The digitalization of communication services and the Internet have triggered a massive increase in communications and changes in the organization of trade. This had drastic consequences at multiple levels: societal, political, cultural and naturally economic. The research concerns the production and exchange of information from an industrial organization perspective.
The recent development of information technologies has resulted in a global increase in the level of externalities between economic agents, as information spreads over all layers of the economy. While the phenomenon is global, its effects are often seen at the micro level, where most innovations take place. It is thus useful to think of the concept of externalities as a unifying theme for the issues that are developed by this research. The prevalence of externalities in information services can be traced to several features of information services. For one thing, many information services include communication or matching activities, which typically implies the existence of network externalities. These externalities may be one-sided as for digital communications services such as Skype or two-sided as for e-commerce platforms or search engines. Moreover, information has the nature of a public good. Thus the production and exchange of information between two parties may affect other parties. In the case of information good, the externality may be positive, for instance when a consumer put a recommendation online, or negative, for instance when a website fails to protect the data of its users. These externalities are difficult to correct in the context of information goods as property rights on information are imperfect and contractual possibilities are limited. Finally, information services and infrastructures are complements.
The research focuses mainly on the analysis of strategic interactions between various agents involved in the production and exchange of information services, based on rigorous analytical framework and empirical validation, in the tradition of industrial organization, as represented by Jean Tirole’s textbook (‘The Theory of Industrial Organization’, 1988, MIT Press).
Externalities arise in at least two distinct layers of the information society. The first layer can be referred to as the content level and includes all activities of production and exchange of information. The second layer consists of all the physical activities that support the virtual sphere. These two layers are intrinsically related and the project aims at developing research on both layers.

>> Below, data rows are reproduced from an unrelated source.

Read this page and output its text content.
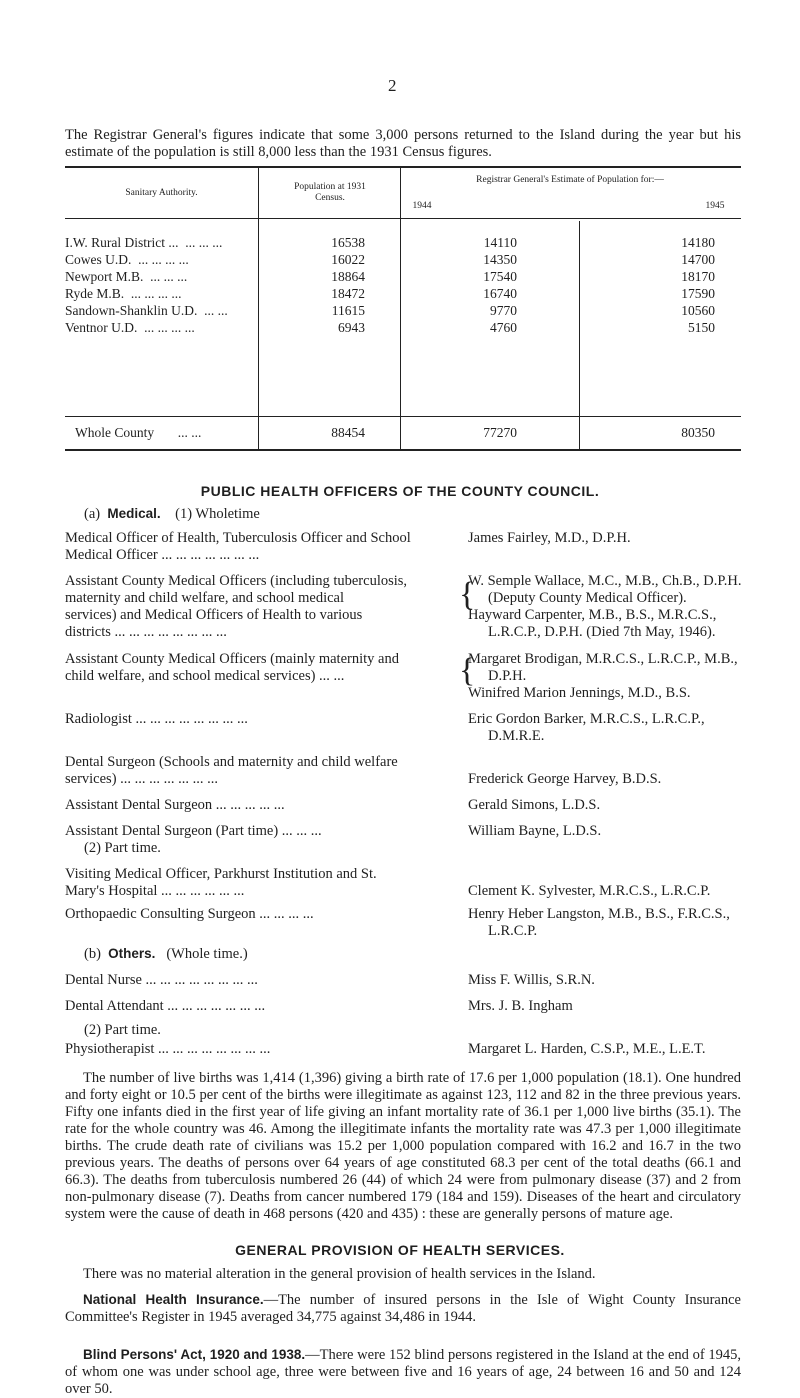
2
The Registrar General's figures indicate that some 3,000 persons returned to the Island during the year but his estimate of the population is still 8,000 less than the 1931 Census figures.
Sanitary Authority.
Population at 1931 Census.
Registrar General's Estimate of Population for:—
1944	1945
I.W. Rural District ... ... ... ...	16538	14110	14180
Cowes U.D. ... ... ... ...	16022	14350	14700
Newport M.B. ... ... ...	18864	17540	18170
Ryde M.B. ... ... ... ...	18472	16740	17590
Sandown-Shanklin U.D. ... ...	11615	9770	10560
Ventnor U.D. ... ... ... ...	6943	4760	5150
Whole County ... ...	88454	77270	80350
PUBLIC HEALTH OFFICERS OF THE COUNTY COUNCIL.
(a) Medical. (1) Wholetime
Medical Officer of Health, Tuberculosis Officer and School
Medical Officer ... ... ... ... ... ... ...
James Fairley, M.D., D.P.H.
Assistant County Medical Officers (including tuberculosis,
maternity and child welfare, and school medical
services) and Medical Officers of Health to various
districts ... ... ... ... ... ... ... ...
{
W. Semple Wallace, M.C., M.B., Ch.B., D.P.H.
(Deputy County Medical Officer).
Hayward Carpenter, M.B., B.S., M.R.C.S.,
L.R.C.P., D.P.H. (Died 7th May, 1946).
Assistant County Medical Officers (mainly maternity and
child welfare, and school medical services) ... ...	{
Margaret Brodigan, M.R.C.S., L.R.C.P., M.B.,
D.P.H.
Winifred Marion Jennings, M.D., B.S.
Radiologist ... ... ... ... ... ... ... ...	Eric Gordon Barker, M.R.C.S., L.R.C.P.,
D.M.R.E.
Dental Surgeon (Schools and maternity and child welfare
services) ... ... ... ... ... ... ...	Frederick George Harvey, B.D.S.
Assistant Dental Surgeon ... ... ... ... ...	Gerald Simons, L.D.S.
Assistant Dental Surgeon (Part time) ... ... ...	William Bayne, L.D.S.
(2) Part time.
Visiting Medical Officer, Parkhurst Institution and St.
Mary's Hospital ... ... ... ... ... ...	Clement K. Sylvester, M.R.C.S., L.R.C.P.
Orthopaedic Consulting Surgeon ... ... ... ...	Henry Heber Langston, M.B., B.S., F.R.C.S.,
L.R.C.P.
(b) Others. (Whole time.)
Dental Nurse ... ... ... ... ... ... ... ...	Miss F. Willis, S.R.N.
Dental Attendant ... ... ... ... ... ... ...	Mrs. J. B. Ingham
(2) Part time.
Physiotherapist ... ... ... ... ... ... ... ...	Margaret L. Harden, C.S.P., M.E., L.E.T.
The number of live births was 1,414 (1,396) giving a birth rate of 17.6 per 1,000 population (18.1). One hundred and forty eight or 10.5 per cent of the births were illegitimate as against 123, 112 and 82 in the three previous years. Fifty one infants died in the first year of life giving an infant mortality rate of 36.1 per 1,000 live births (35.1). The rate for the whole country was 46. Among the illegitimate infants the mortality rate was 47.3 per 1,000 illegitimate births. The crude death rate of civilians was 15.2 per 1,000 population compared with 16.2 and 16.7 in the two previous years. The deaths of persons over 64 years of age constituted 68.3 per cent of the total deaths (66.1 and 66.3). The deaths from tuberculosis numbered 26 (44) of which 24 were from pulmonary disease (37) and 2 from non-pulmonary disease (7). Deaths from cancer numbered 179 (184 and 159). Diseases of the heart and circulatory system were the cause of death in 468 persons (420 and 435) : these are generally persons of mature age.
GENERAL PROVISION OF HEALTH SERVICES.
There was no material alteration in the general provision of health services in the Island.
National Health Insurance.—The number of insured persons in the Isle of Wight County Insurance Committee's Register in 1945 averaged 34,775 against 34,486 in 1944.
Blind Persons' Act, 1920 and 1938.—There were 152 blind persons registered in the Island at the end of 1945, of whom one was under school age, three were between five and 16 years of age, 24 between 16 and 50 and 124 over 50.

The project has provided new knowledge on four themes, one methodological, two related to the virtual and the physical layers of Internet and one on policy.
• Background theory, two-sided markets, network dynamics, contractual externalities: The research has focused on the role of consumers’ information in two-sided markets, where each side must anticipate other sides' behavior, as well as on the incentives for a multi-product firm to move from a one-sided platform structure to a multi-sided platform structure. The role of consumers' beliefs in shaping competition between platforms is also explored.
• Virtual layer, recommendation systems, privacy, transaction costs: A first part of the project has concerned recommendation systems and online feedback systems. A second part has focused on the economics of privacy.
• Physical layer, pricing, investment: One analysis studies vertical relationship with price-discrimination at the retail level. Another analysis focuses on the effect of mergers on adoption of new technologies, investment and innovation.
• Competition policy for two-sided markets: The research addressed several competition issues in the context of two-sided markets such as tying, collusion or mergers.
The project made significant progress and is expecting as much progress in the second period. New models have been developed to address the issues described above, in particular related to dynamic competition, consumer privacy in the new economy and competition policy in platform markets. These models and their implications will be further investigated in the second part of the project. Several publications have been achieved and many promising articles are in preparation.